Empyrean Nikkou wrote:So it doesn't balance out. If we drive more during the warmer months of the year, then wouldn't we be buying more gas that isn't there than extra gas? I suppose it depends on where we're talking about, since some areas of the united states rarely get cold enough to have snow, but you've got to consider how irresponsible it is. The government should try to win the public some money if the same company practices temperature-controlled conditions in one country and not in ours. And the money won could be sent into the infrastructure and give people more work/jobs.

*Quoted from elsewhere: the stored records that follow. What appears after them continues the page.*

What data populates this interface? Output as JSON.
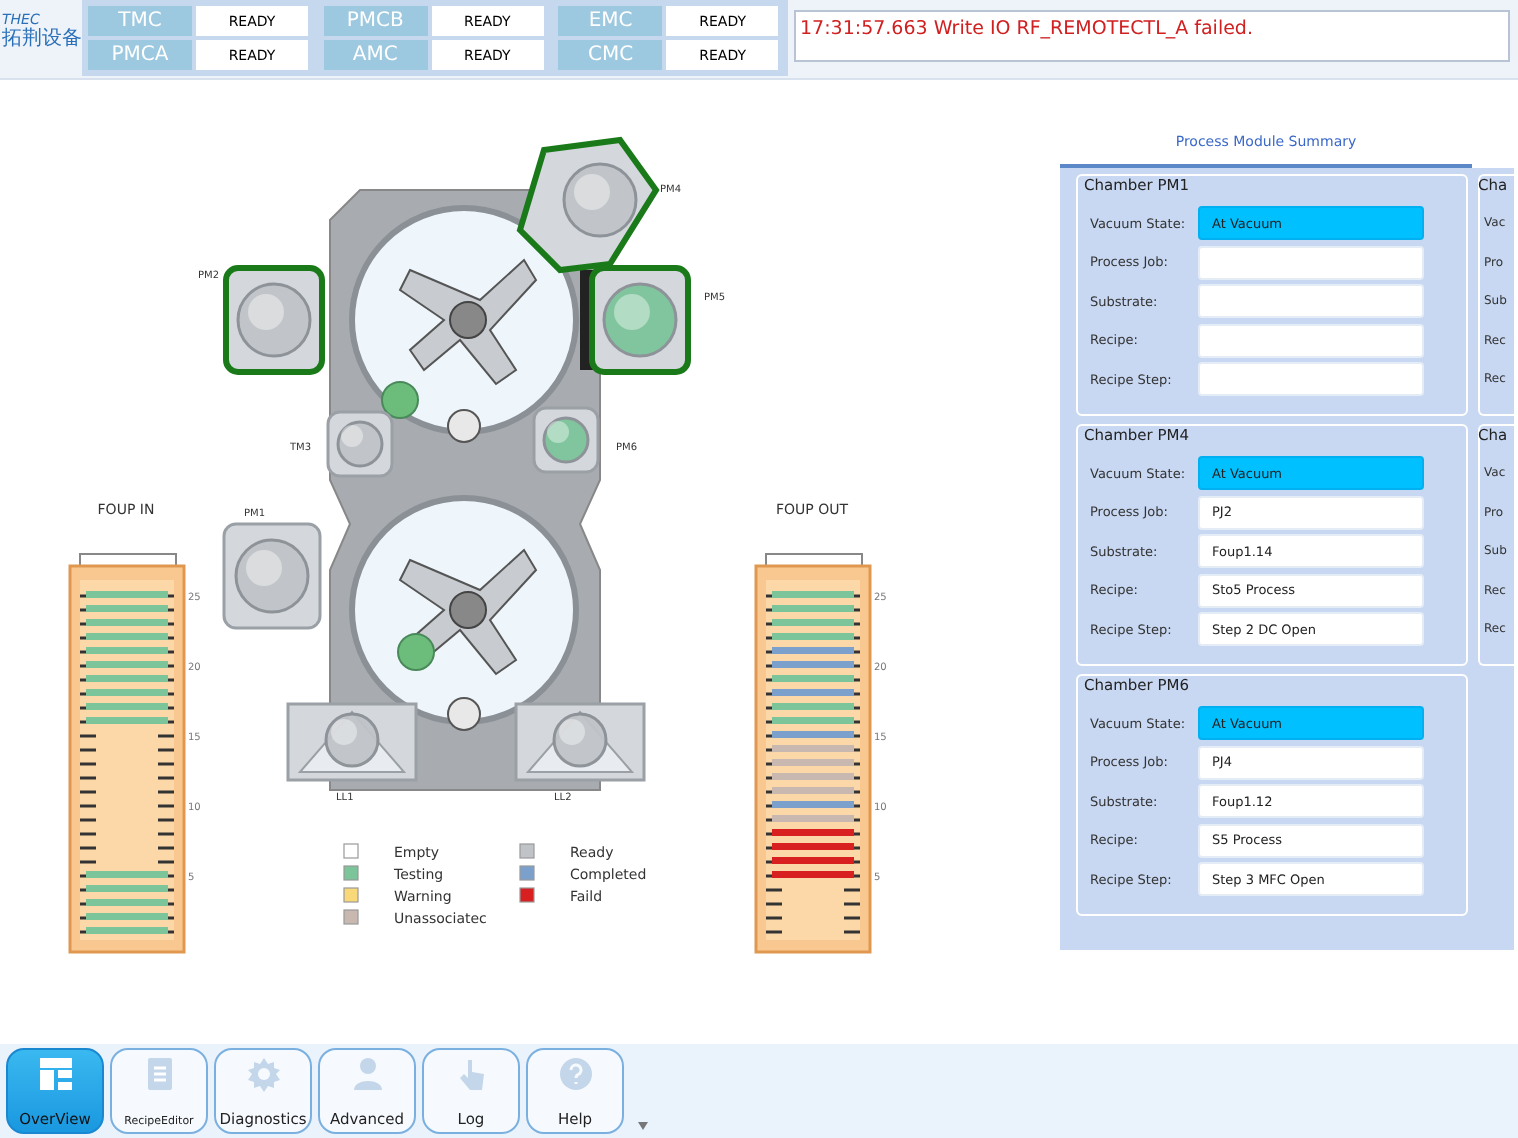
{
  "header": {
    "logo": {
      "latin": "THEC",
      "chinese": "拓荆设备"
    },
    "modules": [
      {
        "name": "TMC",
        "status": "READY"
      },
      {
        "name": "PMCB",
        "status": "READY"
      },
      {
        "name": "EMC",
        "status": "READY"
      },
      {
        "name": "PMCA",
        "status": "READY"
      },
      {
        "name": "AMC",
        "status": "READY"
      },
      {
        "name": "CMC",
        "status": "READY"
      }
    ],
    "message": "17:31:57.663 Write IO RF_REMOTECTL_A failed."
  },
  "tool": {
    "chambers": [
      {
        "label": "PM4",
        "highlighted": true,
        "kind": "ready"
      },
      {
        "label": "PM5",
        "highlighted": true,
        "kind": "testing"
      },
      {
        "label": "PM2",
        "highlighted": true,
        "kind": "ready"
      },
      {
        "label": "TM3",
        "highlighted": false,
        "kind": "ready"
      },
      {
        "label": "PM6",
        "highlighted": false,
        "kind": "testing"
      },
      {
        "label": "PM1",
        "highlighted": false,
        "kind": "ready"
      },
      {
        "label": "LL1",
        "highlighted": false,
        "kind": "ready"
      },
      {
        "label": "LL2",
        "highlighted": false,
        "kind": "ready"
      }
    ],
    "foups": [
      {
        "title": "FOUP IN",
        "ticks": [
          "25",
          "20",
          "15",
          "10",
          "5"
        ],
        "slots": [
          {
            "kind": "testing"
          },
          {
            "kind": "testing"
          },
          {
            "kind": "testing"
          },
          {
            "kind": "testing"
          },
          {
            "kind": "testing"
          },
          {
            "kind": "testing"
          },
          {
            "kind": "testing"
          },
          {
            "kind": "testing"
          },
          {
            "kind": "testing"
          },
          {
            "kind": "testing"
          },
          {
            "kind": "empty"
          },
          {
            "kind": "empty"
          },
          {
            "kind": "empty"
          },
          {
            "kind": "empty"
          },
          {
            "kind": "empty"
          },
          {
            "kind": "empty"
          },
          {
            "kind": "empty"
          },
          {
            "kind": "empty"
          },
          {
            "kind": "empty"
          },
          {
            "kind": "empty"
          },
          {
            "kind": "testing"
          },
          {
            "kind": "testing"
          },
          {
            "kind": "testing"
          },
          {
            "kind": "testing"
          },
          {
            "kind": "testing"
          }
        ]
      },
      {
        "title": "FOUP OUT",
        "ticks": [
          "25",
          "20",
          "15",
          "10",
          "5"
        ],
        "slots": [
          {
            "kind": "testing"
          },
          {
            "kind": "testing"
          },
          {
            "kind": "testing"
          },
          {
            "kind": "testing"
          },
          {
            "kind": "completed"
          },
          {
            "kind": "completed"
          },
          {
            "kind": "testing"
          },
          {
            "kind": "completed"
          },
          {
            "kind": "testing"
          },
          {
            "kind": "testing"
          },
          {
            "kind": "completed"
          },
          {
            "kind": "unassociated"
          },
          {
            "kind": "unassociated"
          },
          {
            "kind": "unassociated"
          },
          {
            "kind": "unassociated"
          },
          {
            "kind": "completed"
          },
          {
            "kind": "unassociated"
          },
          {
            "kind": "failed"
          },
          {
            "kind": "failed"
          },
          {
            "kind": "failed"
          },
          {
            "kind": "failed"
          },
          {
            "kind": "empty"
          },
          {
            "kind": "empty"
          },
          {
            "kind": "empty"
          },
          {
            "kind": "empty"
          }
        ]
      }
    ],
    "legend": [
      {
        "label": "Empty",
        "color": "#ffffff"
      },
      {
        "label": "Testing",
        "color": "#7cc49a"
      },
      {
        "label": "Warning",
        "color": "#f8d878"
      },
      {
        "label": "Unassociatec",
        "color": "#c8b8b0"
      },
      {
        "label": "Ready",
        "color": "#c0c4c8"
      },
      {
        "label": "Completed",
        "color": "#7ca0cc"
      },
      {
        "label": "Faild",
        "color": "#d82020"
      }
    ]
  },
  "summary": {
    "tab": "Process Module Summary",
    "cards": [
      {
        "kind": "full",
        "title": "Chamber PM1",
        "fields": [
          {
            "label": "Vacuum State:",
            "value": "At Vacuum",
            "highlighted": true
          },
          {
            "label": "Process Job:",
            "highlighted": false
          },
          {
            "label": "Substrate:",
            "highlighted": false
          },
          {
            "label": "Recipe:",
            "highlighted": false
          },
          {
            "label": "Recipe Step:",
            "highlighted": false
          }
        ]
      },
      {
        "kind": "clipped",
        "title": "Cha",
        "fields": [
          {
            "label": "Vac"
          },
          {
            "label": "Pro"
          },
          {
            "label": "Sub"
          },
          {
            "label": "Rec"
          },
          {
            "label": "Rec"
          }
        ]
      },
      {
        "kind": "full",
        "title": "Chamber PM4",
        "fields": [
          {
            "label": "Vacuum State:",
            "value": "At Vacuum",
            "highlighted": true
          },
          {
            "label": "Process Job:",
            "value": "PJ2",
            "highlighted": false
          },
          {
            "label": "Substrate:",
            "value": "Foup1.14",
            "highlighted": false
          },
          {
            "label": "Recipe:",
            "value": "Sto5 Process",
            "highlighted": false
          },
          {
            "label": "Recipe Step:",
            "value": "Step 2 DC Open",
            "highlighted": false
          }
        ]
      },
      {
        "kind": "clipped",
        "title": "Cha",
        "fields": [
          {
            "label": "Vac"
          },
          {
            "label": "Pro"
          },
          {
            "label": "Sub"
          },
          {
            "label": "Rec"
          },
          {
            "label": "Rec"
          }
        ]
      },
      {
        "kind": "full",
        "title": "Chamber PM6",
        "fields": [
          {
            "label": "Vacuum State:",
            "value": "At Vacuum",
            "highlighted": true
          },
          {
            "label": "Process Job:",
            "value": "PJ4",
            "highlighted": false
          },
          {
            "label": "Substrate:",
            "value": "Foup1.12",
            "highlighted": false
          },
          {
            "label": "Recipe:",
            "value": "S5 Process",
            "highlighted": false
          },
          {
            "label": "Recipe Step:",
            "value": "Step 3 MFC Open",
            "highlighted": false
          }
        ]
      }
    ]
  },
  "nav": [
    {
      "label": "OverView",
      "selected": true
    },
    {
      "label": "RecipeEditor",
      "selected": false
    },
    {
      "label": "Diagnostics",
      "selected": false
    },
    {
      "label": "Advanced",
      "selected": false
    },
    {
      "label": "Log",
      "selected": false
    },
    {
      "label": "Help",
      "selected": false
    }
  ]
}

But think about why people are driving more in the summer. It's not for the sake of driving more, or because they can't during the winter, for some reason. It's because people are traveling, on vacation and such. So I don't think it's a matter of irresponsibility- or anything that the government can control.

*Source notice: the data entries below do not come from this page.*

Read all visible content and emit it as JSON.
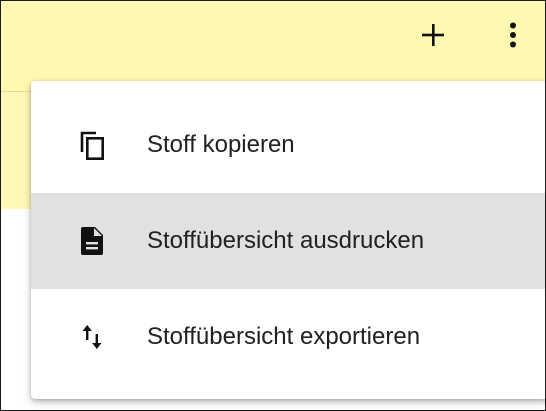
{
  "toolbar": {
    "add_icon": "plus-icon",
    "more_icon": "more-vert-icon"
  },
  "menu": {
    "items": [
      {
        "label": "Stoff kopieren",
        "icon": "copy-icon",
        "highlighted": false
      },
      {
        "label": "Stoffübersicht ausdrucken",
        "icon": "document-icon",
        "highlighted": true
      },
      {
        "label": "Stoffübersicht exportieren",
        "icon": "import-export-icon",
        "highlighted": false
      }
    ]
  },
  "colors": {
    "app_bar": "#fff8b0",
    "menu_background": "#ffffff",
    "highlight": "#e1e1e1",
    "text": "#212121"
  }
}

Regardless, remember that most fuel tanks (from experience, anyways) are kept underground, to avoid any crazy exploding tanks due to overheating, so the overall temp of the fuel is kept more consistent to prevent explosions in the warmer months, or to prevent freezing in the winter months (which... I think is unlikely, but yeah). But as a liquid, the fuel's volume shouldn't change a whole lot. You can look into this, but I don't think that'd qualify has hard ball irresponsibility on the government's part as a matter of regulation or that companies are trying to shortchange people.

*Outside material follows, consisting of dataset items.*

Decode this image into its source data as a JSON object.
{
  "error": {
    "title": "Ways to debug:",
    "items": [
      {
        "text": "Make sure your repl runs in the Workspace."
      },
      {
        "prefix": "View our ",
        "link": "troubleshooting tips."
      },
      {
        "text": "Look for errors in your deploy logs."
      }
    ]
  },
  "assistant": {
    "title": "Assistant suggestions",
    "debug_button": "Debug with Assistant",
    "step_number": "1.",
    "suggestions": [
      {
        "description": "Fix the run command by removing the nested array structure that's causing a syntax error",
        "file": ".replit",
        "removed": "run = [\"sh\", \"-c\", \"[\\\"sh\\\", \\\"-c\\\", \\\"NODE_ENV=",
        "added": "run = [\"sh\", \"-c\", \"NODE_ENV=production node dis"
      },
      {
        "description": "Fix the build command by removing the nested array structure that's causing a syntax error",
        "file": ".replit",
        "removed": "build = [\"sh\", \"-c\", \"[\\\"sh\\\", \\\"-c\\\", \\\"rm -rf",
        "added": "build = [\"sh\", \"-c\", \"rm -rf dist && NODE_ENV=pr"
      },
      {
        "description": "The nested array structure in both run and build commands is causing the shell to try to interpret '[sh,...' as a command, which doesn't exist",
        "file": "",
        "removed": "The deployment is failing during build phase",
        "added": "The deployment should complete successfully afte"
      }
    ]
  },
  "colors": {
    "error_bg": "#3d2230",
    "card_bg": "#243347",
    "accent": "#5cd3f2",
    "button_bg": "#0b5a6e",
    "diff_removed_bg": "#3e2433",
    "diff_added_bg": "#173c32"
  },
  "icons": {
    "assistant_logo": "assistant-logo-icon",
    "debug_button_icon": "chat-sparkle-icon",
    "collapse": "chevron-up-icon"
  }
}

Now, if fuel was stored above ground, that'd be a huge safety hazard, but the whole matter of measuring fuel at a standard temp is just a matter of convention to keep things simple- if they carried out such regulations, it'd cost money, and be passed on to the customers, as per the recent measure of more fuel efficient vehicles.
Oh, and as an aside, the U.S. isn't paying NEARLY as much for fuel as Europe and other countries yet, since said countries have such huge taxes on their fuels already. If it were the same in the US, this recent fuel cost increase wouldn't be nearly as dramarific as it is right now. That and if people hadn't gotten complacent with cheap fuel and bought gas guzzling monsters. Of course you're going to complain if your big honking truck gets like 15 miles per gallon and fuel costs nearly twice that amount it did a year ago. If you just bothered to have a zippy car that got at least twice that amount per gallon, it wouldn't be close to as painful as it is for the truck drivers, anyways. So yeah, otherwise the U.S. would have more fuel efficient vehicles like other places which have had expensve fuel for ages now, but the market permitted Americans to purchase the gas guzzlers without much pain. Until now. That's Economics for you.
Right, so derailing aside.
Bio fuel is just the way to market the fuel that is 'grown' and this 'bio' rather than mined like most fuel is. It's a zing word, and if you tried to use that to describe normal fuel, people would totally just look at you like a moron and buy fuel from someone else, even if the literal use of the word is totally right.